I came to Wellesley from the Federal Reserve Board in Washington, D.C. At the Fed, I was part of the senior management team for a group with over 300 staff that provides analytic support to Chairman Bernanke, other members of the Federal Reserve Board, and the FOMC. I worked on a range of macroeconomic issues, including helping to guide the Fed’s forecast and analysis of the U.S. economy. I also served as assistant to the chair of the Airline Transportation Stabilization Board, established by Congress to provide loan guarantees to airlines that suffered losses as a result of the terrorist attacks on September 11, 2001.

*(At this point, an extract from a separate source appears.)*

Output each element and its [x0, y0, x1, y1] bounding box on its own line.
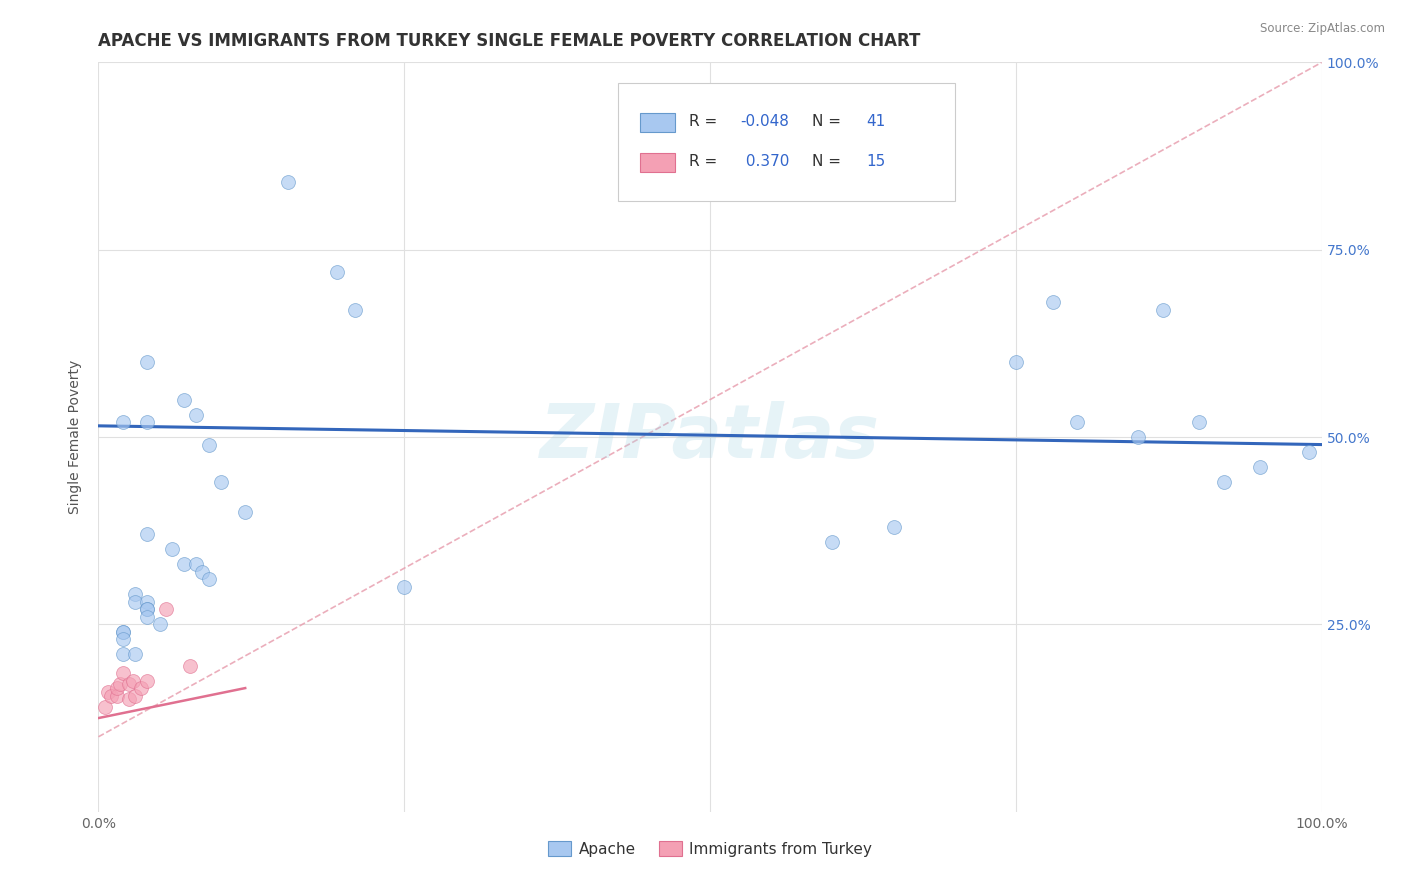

I went to the Federal Reserve in 1988 after earning a Ph.D. in Economics at Princeton University. I remained at the Fed until 1993, when I joined the Brookings Institution as a Research Associate and while there authored a book— The Computer Revolution —that analyzed the relationship between information technology and economic growth. In 1995, I was appointed the Deputy Assistant Secretary for Macroeconomic Policy at the U.S. Treasury Department and then returned to the Fed in 1996 until coming to Wellesley in 2011. I received a bachelor’s degree in economics and a master’s degree in public policy from the University of Michigan in 1983.
My research interests and publications are in macroeconomics, productivity and economic growth, technology, and economic measurement. I’m also a member of the Executive Committee of the Conference on Research in Income and Wealth, a group administered by the National Bureau of Economic Research that brings together academics and practitioners working on economic measurement. I am excited about bringing my policy experience and research background to the classroom at Wellesley.